In [26]:
import pandas as pd
from pandas.api.types import CategoricalDtype
import numpy as np

## 1. Load & Preview Data

In [27]:
# Load the CSV
df = pd.read_csv("../data/Telco_Customer_Churn_cleansed.csv")

# Quick preview
df.head()

Unnamed: 0,customerID,gender,SeniorCitizen,Partner,Dependents,tenure,PhoneService,MultipleLines,InternetService,OnlineSecurity,...,DeviceProtection,TechSupport,StreamingTV,StreamingMovies,Contract,PaperlessBilling,PaymentMethod,MonthlyCharges,TotalCharges,Churn
0,7590-VHVEG,Female,0,Yes,No,1,No,No phone service,DSL,No,...,No,No,No,No,Month-to-month,Yes,Electronic check,29.85,29.85,No
1,5575-GNVDE,Male,0,No,No,34,Yes,No,DSL,Yes,...,Yes,No,No,No,One year,No,Mailed check,56.95,1889.5,No
2,3668-QPYBK,Male,0,No,No,2,Yes,No,DSL,Yes,...,No,No,No,No,Month-to-month,Yes,Mailed check,53.85,108.15,Yes
3,7795-CFOCW,Male,0,No,No,45,No,No phone service,DSL,Yes,...,Yes,Yes,No,No,One year,No,Bank transfer (automatic),42.3,1840.75,No
4,9237-HQITU,Female,0,No,No,2,Yes,No,Fiber optic,No,...,No,No,No,No,Month-to-month,Yes,Electronic check,70.7,151.65,Yes


## 2. 🔧 Feature Engineering

In [28]:
#Chrun by dependents and Partner seemed similar hence the creation of a combined feature
df['HasPartnerOrDependents'] = ((df['Partner'] == 'Yes') | (df['Dependents'] == 'Yes')).astype(int)


In [29]:
#cleaner column names
df = df.rename(columns={'SeniorCitizen': 'IsSeniorCitizen'})


In [30]:
df[['HasPartnerOrDependents', 'IsSeniorCitizen']].head()


Unnamed: 0,HasPartnerOrDependents,IsSeniorCitizen
0,1,0
1,0,0
2,0,0
3,0,0
4,0,0


### 📝 Justification for `TenureGroup` Feature

Based on the `churn_by_tenure_histogram.png` from the EDA phase, we identified three distinct behavioral patterns among customers at different stages of their lifecycle:

- **New (tenure < 6 months)**: High churn rates likely driven by onboarding or early experience issues.
- **Early (6–18 months)**: Customers still in the decision-making period, where churn remains elevated but begins to stabilize.
- **Loyal (18+ months)**: Customers who are more stable and significantly less likely to churn.
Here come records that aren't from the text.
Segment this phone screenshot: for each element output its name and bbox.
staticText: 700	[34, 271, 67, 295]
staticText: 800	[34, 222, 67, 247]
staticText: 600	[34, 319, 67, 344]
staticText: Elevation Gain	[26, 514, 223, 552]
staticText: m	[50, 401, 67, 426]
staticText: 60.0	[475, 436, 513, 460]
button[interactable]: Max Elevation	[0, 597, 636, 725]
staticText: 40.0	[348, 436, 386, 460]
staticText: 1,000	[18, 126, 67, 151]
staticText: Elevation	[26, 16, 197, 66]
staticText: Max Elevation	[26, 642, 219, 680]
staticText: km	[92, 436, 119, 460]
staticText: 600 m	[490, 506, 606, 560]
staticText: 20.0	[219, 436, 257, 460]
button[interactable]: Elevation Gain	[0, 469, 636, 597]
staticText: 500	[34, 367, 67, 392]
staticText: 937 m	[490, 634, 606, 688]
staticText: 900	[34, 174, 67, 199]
Segmenting tenure in this way enables us to capture potential retention opportunities and improve model interpretability by aligning with real customer lifecycle trends.

In [31]:
def categorize_tenure(tenure):
    if tenure <= 6:
        return 'New'
    elif tenure <= 18:
        return 'Early'
    else:
        return 'Loyal'

df['TenureGroup'] = df['tenure'].apply(categorize_tenure)

tenure_cat_type = CategoricalDtype(categories=['New', 'Early', 'Loyal'], ordered=True)
df['TenureGroup'] = df['TenureGroup'].astype(tenure_cat_type)


### 📝 Rationale for Feature: PackageChangeBehavior
To better understand customer behavior over time, we engineered a feature that compares the expected total charges—calculated as MonthlyCharges × tenure—to the actual TotalCharges recorded. This comparison helps us infer whether a customer has changed their subscription package during their lifecycle:

- If the estimated total charges are significantly higher than the actual charges, it suggests the customer has upgraded their plan at some point.

- If the estimated total charges are lower, it indicates a potential downgrade in service or reduced spending.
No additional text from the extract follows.